Tengo manías como cualquier otro mortal y éstas se ponen de relieve en todo aquello que rechazo. Este tipo de enemigos, en mi particular mundo, son seres por lo general arrogantes e incultos. Y cuando uso el término incultura, aclaro, no hablo solo de esa peculiar inclinación hacia los libros que se permite utilizarlos casi como arma arrojadiza, como objetos de puro coleccionismo y presunción, ni siquiera hablo de esa sobreabundancia de citas y datos esgrimidos siempre al servicio de egos desmedidos. Yo me refiero, más bien, a una falsa sensibilidad literaria y vital, a ese evitar ir al centro de las cosas rechazando la referencia discreta y oportuna que no pretende apabullar nunca al lector. El listado de características que me molesta encontrar en los farsantes puede llegar a ser infinito, pero como muestra basten tan solo unas leves pinceladas del personaje que puedo llegar a considerar un enemigo literario.
En una ocasión acudí a la puesta en circulación de una novela – una novela panfletaria- en la que el autor, a cambio de conseguir un puesto en el nuevo gobierno que recién se inauguraba, no dudó en poner su pluma "al servicio del rey" y a través de un emisario/funcionario le envió su nuevo vástago sin mostrar al hacerlo el más mínimo pudor. Desde un punto de vista ético considero como algo absolutamente aberrante este tipo de acciones por parte de un escritor.
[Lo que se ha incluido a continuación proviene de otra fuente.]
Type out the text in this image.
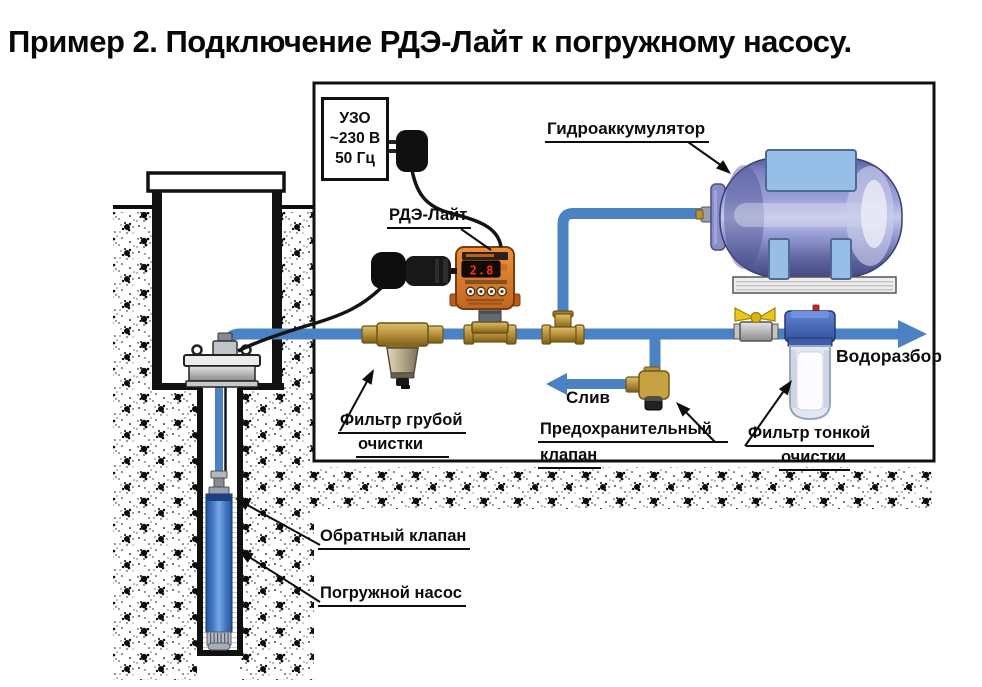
2.8
Пример 2. Подключение РДЭ-Лайт к погружному насосу.
УЗО
~230 В
50 Гц
РДЭ-Лайт
Гидроаккумулятор
Слив
Водоразбор
Фильтр грубой
очистки
Предохранительный
клапан
Фильтр тонкой
очистки
Обратный клапан
Погружной насос
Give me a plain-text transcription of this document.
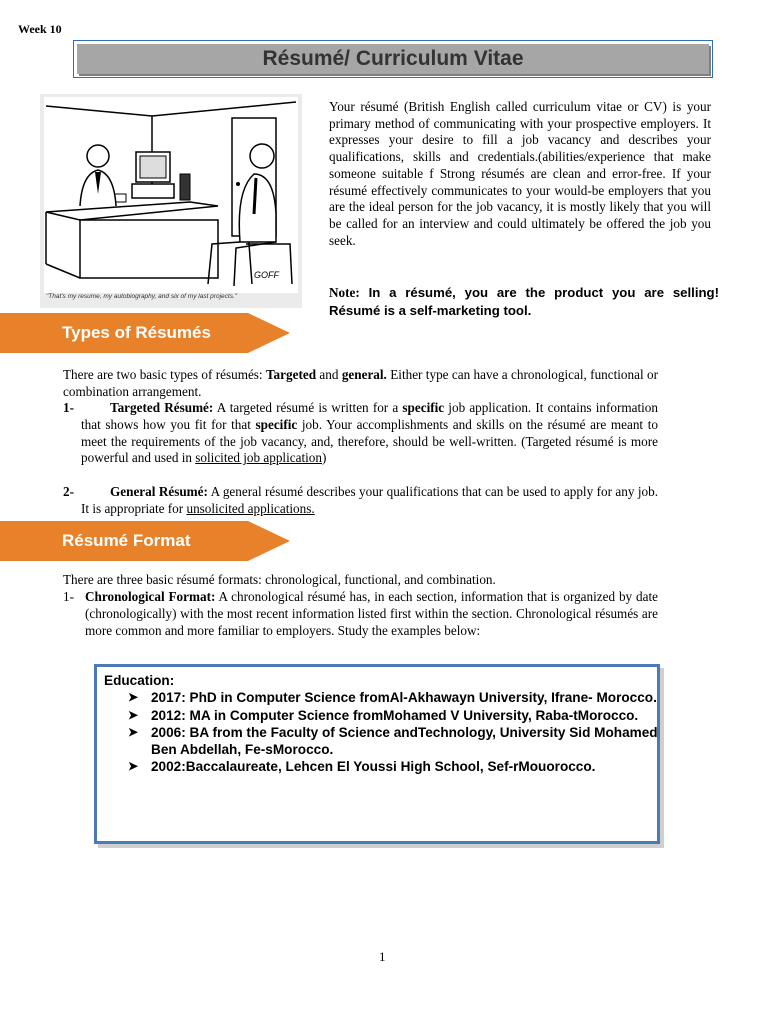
Week 10
Résumé/ Curriculum Vitae
GOFF
"That's my resume, my autobiography, and six of my last projects."
Your résumé (British English called curriculum vitae or CV) is your primary method of communicating with your prospective employers. It expresses your desire to fill a job vacancy and describes your qualifications, skills and credentials.(abilities/experience that make someone suitable f Strong résumés are clean and error-free. If your résumé effectively communicates to your would-be employers that you are the ideal person for the job vacancy, it is mostly likely that you will be called for an interview and could ultimately be offered the job you seek.
Note: In a résumé, you are the product you are selling! Résumé is a self-marketing tool.
Types of Résumés
There are two basic types of résumés: Targeted and general. Either type can have a chronological, functional or combination arrangement.
1-	Targeted Résumé: A targeted résumé is written for a specific job application. It contains information that shows how you fit for that specific job. Your accomplishments and skills on the résumé are meant to meet the requirements of the job vacancy, and, therefore, should be well-written. (Targeted résumé is more powerful and used in solicited job application)
2-	General Résumé: A general résumé describes your qualifications that can be used to apply for any job. It is appropriate for unsolicited applications.
Résumé Format
There are three basic résumé formats: chronological, functional, and combination.
1- Chronological Format: A chronological résumé has, in each section, information that is organized by date (chronologically) with the most recent information listed first within the section. Chronological résumés are more common and more familiar to employers. Study the examples below:
Education:
➤ 2017: PhD in Computer Science fromAl-Akhawayn University, Ifrane- Morocco.
➤ 2012: MA in Computer Science fromMohamed V University, Raba-tMorocco.
➤ 2006: BA from the Faculty of Science andTechnology, University Sid Mohamed Ben Abdellah, Fe-sMorocco.
➤ 2002:Baccalaureate, Lehcen El Youssi High School, Sef-rMouorocco.
1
Lo peor, no obstante, fue comprobar como se sumaron a la misma y con idéntico desparpajo otros correligionarios de los que pululaban en aquel evento. Salí del recinto vomitando chispas. No había visto jamás tanta gente pusilánime e interesada junta ni tanta desfachatez.
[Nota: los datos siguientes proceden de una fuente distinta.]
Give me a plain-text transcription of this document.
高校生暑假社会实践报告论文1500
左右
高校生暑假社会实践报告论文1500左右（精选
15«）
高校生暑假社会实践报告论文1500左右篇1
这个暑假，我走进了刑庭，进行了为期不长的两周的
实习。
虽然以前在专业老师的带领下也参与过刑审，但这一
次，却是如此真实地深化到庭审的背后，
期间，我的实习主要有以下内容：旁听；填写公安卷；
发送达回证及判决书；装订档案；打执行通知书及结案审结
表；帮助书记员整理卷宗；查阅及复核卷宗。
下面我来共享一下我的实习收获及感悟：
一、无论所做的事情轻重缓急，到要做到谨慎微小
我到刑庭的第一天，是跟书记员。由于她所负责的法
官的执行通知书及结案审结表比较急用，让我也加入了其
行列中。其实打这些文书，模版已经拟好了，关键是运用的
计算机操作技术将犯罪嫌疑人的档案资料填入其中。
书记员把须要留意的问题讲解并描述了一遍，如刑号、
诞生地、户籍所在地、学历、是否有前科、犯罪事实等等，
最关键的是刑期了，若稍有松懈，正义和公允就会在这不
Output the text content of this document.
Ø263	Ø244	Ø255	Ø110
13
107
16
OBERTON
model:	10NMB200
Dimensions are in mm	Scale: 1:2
Toca, para finalizar este artículo, abordar cómo fue el proceso de construcción de mi enemigo literario. Yo le había conocido cuando daba los primeros pasos de su carrera como narrador. Nunca fui de su agrado por mi conocido sentido de la ironía. Con el pasar del tiempo fui sintiendo, sin pecar de triunfalismo, que había logrado vencerle en todos y cada uno de los torneos a los que nos fuimos enfrentando, si bien es preciso señalar para ser justo, que sin que él lo supiera ni hubiera sido consciente de tal pugna en ningún momento.
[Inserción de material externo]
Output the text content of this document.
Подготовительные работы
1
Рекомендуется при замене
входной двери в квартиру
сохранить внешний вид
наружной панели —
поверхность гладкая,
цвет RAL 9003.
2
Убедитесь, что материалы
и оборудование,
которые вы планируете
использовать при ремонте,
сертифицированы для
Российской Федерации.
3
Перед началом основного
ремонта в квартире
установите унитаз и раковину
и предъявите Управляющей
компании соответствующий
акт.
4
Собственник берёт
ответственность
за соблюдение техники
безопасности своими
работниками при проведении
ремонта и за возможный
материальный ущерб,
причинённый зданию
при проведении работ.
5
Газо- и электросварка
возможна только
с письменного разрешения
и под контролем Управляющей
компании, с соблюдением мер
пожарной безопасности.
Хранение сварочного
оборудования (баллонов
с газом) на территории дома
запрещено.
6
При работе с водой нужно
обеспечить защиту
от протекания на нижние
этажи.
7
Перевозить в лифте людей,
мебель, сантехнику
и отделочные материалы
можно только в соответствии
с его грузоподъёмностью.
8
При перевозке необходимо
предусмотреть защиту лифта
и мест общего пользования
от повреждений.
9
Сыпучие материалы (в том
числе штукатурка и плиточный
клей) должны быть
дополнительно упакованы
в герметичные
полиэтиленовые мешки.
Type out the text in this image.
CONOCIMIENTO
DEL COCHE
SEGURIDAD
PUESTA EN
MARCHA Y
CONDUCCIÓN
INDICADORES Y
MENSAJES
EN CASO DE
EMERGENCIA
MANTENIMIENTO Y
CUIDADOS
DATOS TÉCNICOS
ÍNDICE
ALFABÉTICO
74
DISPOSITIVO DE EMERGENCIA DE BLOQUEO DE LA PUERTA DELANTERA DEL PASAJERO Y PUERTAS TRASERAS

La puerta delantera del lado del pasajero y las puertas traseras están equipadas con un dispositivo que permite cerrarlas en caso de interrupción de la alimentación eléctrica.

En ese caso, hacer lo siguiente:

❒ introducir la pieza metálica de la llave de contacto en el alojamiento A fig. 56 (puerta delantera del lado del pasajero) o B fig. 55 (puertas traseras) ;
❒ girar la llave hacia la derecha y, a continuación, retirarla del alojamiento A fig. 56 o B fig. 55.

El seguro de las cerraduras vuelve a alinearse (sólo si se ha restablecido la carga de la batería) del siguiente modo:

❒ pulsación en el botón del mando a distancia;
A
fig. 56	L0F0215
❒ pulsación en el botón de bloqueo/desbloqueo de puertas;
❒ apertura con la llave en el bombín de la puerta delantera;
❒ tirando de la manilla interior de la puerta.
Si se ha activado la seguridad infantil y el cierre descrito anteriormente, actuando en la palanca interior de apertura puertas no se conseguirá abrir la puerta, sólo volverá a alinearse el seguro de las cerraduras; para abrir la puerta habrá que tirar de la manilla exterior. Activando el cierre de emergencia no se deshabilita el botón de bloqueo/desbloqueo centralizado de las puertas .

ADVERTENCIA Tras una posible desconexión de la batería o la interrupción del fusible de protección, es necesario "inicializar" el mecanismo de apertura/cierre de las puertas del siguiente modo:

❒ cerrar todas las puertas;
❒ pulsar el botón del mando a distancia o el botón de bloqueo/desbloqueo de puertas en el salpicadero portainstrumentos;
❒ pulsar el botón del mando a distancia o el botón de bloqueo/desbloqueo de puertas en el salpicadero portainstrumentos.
En las muchas ocasiones que nos encontramos en lugares no previstos: una conferencia, una reunión de amigos comunes o quizás en la puesta en circulación de un libro, solemos ignorarnos mutuamente. Él siempre me trata con ese aire de superioridad tan propio de personas limitadas y cortas de miras; yo respeto su altura en la tarima y al mismo tiempo no dejo de reírme de él, lo cierto es que su ridiculez no tiene límite ante mis ojos. Por fortuna, sospecho que él no conoce ni uno solo de mis escritos. Soy un perfecto anónimo, un auténtico desconocido en su angosto y mediocre mundo de las letras y yo acepto su ignorancia con enorme agrado. En su haber personal puede anotar un cuento literalmente copiado de uno de los más célebres y emblemáticos de mi país. Debo manifestar que bastó tan lastimoso detalle para descalificarle en mi consideración y convertirle en el sujeto que acabaría por dar forma, desde entonces, a mi enemigo literario predilecto.